Oggi, 4 febbraio, si celebra la prima edizione della Giornata Internazionale della fratellanza umana. Proclamata dall’Assemblea Generale delle Nazioni Unite, essa ha l’obiettivo di promuovere il dialogo interreligioso e interculturale nel mondo.
Occasione di riflessione in questo tempo che ci mette ancora e così lungamente alla prova e nel quale infuria il dibattito su modello economico e sistema politico.
Da cosa viene la salvezza?
Ma cosa ci serve davvero? La nostra “salvezza” può derivare dalla politica o dall’economia? Il vero termometro della società non sta, piuttosto, nella nostra capacità di essere solidali, umani e giusti?
Non può esistere un nuovo modello economico e politico senza una profonda riflessione sul nostro sistema umano, di relazioni, di scambio e di capacità di essere insieme e fare comunità. Basterebbe sforzarsi per compiere quelle azioni che derivano dalla consapevolezza e dalla responsabilità e dalla libera scelta delle persone.
Salire sulla scala evolutiva
Se è vero che venti persone detengono la ricchezza che basterebbe per sfamare l’intera popolazione umana, forse una riflessione si impone. È giusto e buono lavorare sul modello economico, migliorarlo, generare impatti meno invasivi sull’uomo e l’ambiente, ma occorre un passo ulteriore su quella scala della civiltà in senso evolutivo. Serve un’adesione massiccia, dei grandi poteri, a questo concetto della fratellanza, che non si risolve nel banale e vittimistico concetto del “dare al povero”, ma si sostanzia in un nuovo dialogo, in quella capacità di creare le condizioni di base affinché siano riconosciute a tutti dignità e partecipazione. Un concetto ancora più alto di quello di solidarietà, che va oltre e genera virtù, sviluppo, condivisione.

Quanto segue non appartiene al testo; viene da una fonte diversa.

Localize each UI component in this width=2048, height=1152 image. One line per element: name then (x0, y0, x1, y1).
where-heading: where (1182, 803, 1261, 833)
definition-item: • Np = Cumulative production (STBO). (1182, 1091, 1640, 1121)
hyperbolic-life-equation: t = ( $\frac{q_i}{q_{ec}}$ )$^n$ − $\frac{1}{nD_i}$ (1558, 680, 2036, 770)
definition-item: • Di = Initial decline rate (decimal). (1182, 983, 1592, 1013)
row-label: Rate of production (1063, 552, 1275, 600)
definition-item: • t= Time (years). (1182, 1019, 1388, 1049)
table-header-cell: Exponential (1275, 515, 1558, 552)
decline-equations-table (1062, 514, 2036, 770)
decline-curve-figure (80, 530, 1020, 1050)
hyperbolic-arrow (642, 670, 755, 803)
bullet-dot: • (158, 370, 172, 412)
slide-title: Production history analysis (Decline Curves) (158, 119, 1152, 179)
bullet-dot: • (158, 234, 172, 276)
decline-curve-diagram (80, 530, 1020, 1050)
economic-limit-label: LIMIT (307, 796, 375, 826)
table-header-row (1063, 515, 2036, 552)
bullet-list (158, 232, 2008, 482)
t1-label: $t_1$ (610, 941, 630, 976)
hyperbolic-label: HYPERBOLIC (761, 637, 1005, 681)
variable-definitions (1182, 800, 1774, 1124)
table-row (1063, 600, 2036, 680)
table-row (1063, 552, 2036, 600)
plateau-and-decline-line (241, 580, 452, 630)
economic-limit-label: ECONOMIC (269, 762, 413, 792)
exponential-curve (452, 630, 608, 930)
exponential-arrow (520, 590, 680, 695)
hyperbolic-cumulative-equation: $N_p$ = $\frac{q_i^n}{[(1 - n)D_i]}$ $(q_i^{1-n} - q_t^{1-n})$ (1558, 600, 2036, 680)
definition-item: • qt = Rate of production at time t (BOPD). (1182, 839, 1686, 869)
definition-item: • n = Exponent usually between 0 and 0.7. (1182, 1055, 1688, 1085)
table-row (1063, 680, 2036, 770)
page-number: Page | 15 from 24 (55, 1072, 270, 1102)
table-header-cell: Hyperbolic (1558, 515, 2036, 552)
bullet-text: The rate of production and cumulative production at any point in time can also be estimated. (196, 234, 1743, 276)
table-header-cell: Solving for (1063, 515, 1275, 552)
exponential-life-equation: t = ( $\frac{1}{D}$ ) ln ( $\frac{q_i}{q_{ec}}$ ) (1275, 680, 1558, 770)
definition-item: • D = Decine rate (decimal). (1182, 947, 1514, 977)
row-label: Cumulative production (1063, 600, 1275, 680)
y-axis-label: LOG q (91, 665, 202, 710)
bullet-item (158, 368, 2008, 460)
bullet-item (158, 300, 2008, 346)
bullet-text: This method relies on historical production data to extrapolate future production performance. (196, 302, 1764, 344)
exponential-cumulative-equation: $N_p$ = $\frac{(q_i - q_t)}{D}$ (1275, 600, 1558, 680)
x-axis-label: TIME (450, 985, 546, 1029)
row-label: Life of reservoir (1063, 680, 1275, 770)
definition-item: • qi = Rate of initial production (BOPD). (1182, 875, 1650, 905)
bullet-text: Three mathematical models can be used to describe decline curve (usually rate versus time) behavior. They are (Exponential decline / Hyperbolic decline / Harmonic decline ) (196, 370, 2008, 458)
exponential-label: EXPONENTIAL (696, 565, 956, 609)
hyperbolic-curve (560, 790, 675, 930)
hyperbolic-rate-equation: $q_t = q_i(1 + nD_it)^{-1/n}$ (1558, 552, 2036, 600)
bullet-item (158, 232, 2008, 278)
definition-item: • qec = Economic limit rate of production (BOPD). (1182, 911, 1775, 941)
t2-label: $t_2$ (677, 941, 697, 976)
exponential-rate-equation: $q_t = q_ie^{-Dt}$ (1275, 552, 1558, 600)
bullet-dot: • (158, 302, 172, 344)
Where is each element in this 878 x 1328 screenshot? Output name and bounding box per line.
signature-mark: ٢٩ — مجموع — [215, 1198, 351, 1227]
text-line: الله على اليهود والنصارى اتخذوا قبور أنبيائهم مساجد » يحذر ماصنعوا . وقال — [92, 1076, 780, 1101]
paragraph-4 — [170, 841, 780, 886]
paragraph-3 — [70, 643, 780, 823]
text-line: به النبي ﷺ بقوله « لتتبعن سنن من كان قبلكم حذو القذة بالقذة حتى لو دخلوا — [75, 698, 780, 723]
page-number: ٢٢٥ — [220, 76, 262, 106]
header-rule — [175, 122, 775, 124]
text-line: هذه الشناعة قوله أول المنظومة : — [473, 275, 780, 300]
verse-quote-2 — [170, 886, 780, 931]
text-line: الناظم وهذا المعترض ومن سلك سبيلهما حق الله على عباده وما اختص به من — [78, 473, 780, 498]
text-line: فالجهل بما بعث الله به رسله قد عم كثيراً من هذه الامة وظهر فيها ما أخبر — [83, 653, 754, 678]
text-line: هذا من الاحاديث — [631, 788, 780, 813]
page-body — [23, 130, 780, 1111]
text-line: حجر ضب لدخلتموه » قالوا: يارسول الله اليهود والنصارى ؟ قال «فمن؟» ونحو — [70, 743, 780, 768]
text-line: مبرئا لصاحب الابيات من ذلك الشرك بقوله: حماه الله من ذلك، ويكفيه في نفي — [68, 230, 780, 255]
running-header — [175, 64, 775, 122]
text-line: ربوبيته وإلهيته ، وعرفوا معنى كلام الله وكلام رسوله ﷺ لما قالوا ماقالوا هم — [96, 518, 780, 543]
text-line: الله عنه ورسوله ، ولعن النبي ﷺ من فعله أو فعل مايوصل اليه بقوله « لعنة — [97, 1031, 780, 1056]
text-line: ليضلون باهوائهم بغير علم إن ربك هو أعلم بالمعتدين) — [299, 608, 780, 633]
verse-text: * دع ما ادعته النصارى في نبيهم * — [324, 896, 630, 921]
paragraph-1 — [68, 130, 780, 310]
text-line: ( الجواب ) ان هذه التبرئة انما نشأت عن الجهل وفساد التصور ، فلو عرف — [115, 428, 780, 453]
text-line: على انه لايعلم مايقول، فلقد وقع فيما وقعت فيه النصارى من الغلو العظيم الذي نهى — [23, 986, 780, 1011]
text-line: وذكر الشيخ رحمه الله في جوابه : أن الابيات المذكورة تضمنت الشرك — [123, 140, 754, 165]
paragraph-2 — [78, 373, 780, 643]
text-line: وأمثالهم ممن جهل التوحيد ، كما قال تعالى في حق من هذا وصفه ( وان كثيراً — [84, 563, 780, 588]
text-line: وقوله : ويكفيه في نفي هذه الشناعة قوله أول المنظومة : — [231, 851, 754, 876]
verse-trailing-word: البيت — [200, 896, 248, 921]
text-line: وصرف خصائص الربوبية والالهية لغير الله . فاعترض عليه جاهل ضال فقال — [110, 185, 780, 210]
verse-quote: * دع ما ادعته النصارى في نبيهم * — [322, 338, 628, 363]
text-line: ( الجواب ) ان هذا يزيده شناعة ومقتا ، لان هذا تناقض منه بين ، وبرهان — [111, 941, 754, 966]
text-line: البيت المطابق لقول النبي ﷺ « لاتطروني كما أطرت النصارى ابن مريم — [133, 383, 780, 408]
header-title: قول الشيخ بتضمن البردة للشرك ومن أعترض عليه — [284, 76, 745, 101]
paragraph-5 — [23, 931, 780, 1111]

Una involuzione della specie?
Purtroppo, sempre più spesso, nel suo stare al mondo l’uomo sta vivendo in una cattività artefatta che va oltre l’accettazione costitutiva di ciò che è l’umanità. Sembra di essere davanti ad un cambio di specie, una sorta di involuzione antropologica, genetica, biologica e spirituale. Siamo certi che quella che stiamo sempre più affermando, sia la specie umana? Una specie che “divora” e “avvelena” i suoi simili? Che fa morire i bambini? Che violenta ed umilia le donne? Che fa morire di fame intere popolazioni? Che abdica al proprio ruolo di cura della res publica per interessi egoici, prevaricatori, sleali, ed eterodiretti da coloro che si percepiscono i grandi poteri. L’invocazione ai soliti buoni principi ad uso della manipolazione del momento viene svolta senza nessuna profondità di pensiero e di coscienza. E il problema non è tanto l’accentramento del potere, quanto l’esercizio di esso in assenza di umanità, di cultura e di civiltà. Assistiamo e spesso diventiamo protagonisti di un esercizio di prevaricazione atavico che sta diventando la normalità nei rapporti umani, come un virus, altro che covid, che si è innestato e sta incancrenendo.
Una nuova umanità
Un nuovo modello economico, sociale e politico è possibile, ma va invertita la rotta del nostro essere e percepirci umani. L’economia, infatti, è data dalla relazione generativa tra il capitale umano e i capitali tangibili e intangibili che costruiscono il valore nel senso più ampio possibile. Pertanto non possono essere riforme o singoli individui a salvarci! Abbiamo bisogno, piuttosto, di un nuovo modello di relazioni e di convivenza come strada maestra per l’umanità e per le comunità.
D’altra parte, cos’è l’economia se non la scienza dell’uomo? La cura della casa dell’uomo?
Per questo serve rinascere ad un nuovo umanesimo integrale nell’economia e nella vita, dove tutto è interconnesso, si sviluppa assieme e fa parte di un unico e solo ecosistema. Dove tutto è nuova umanità.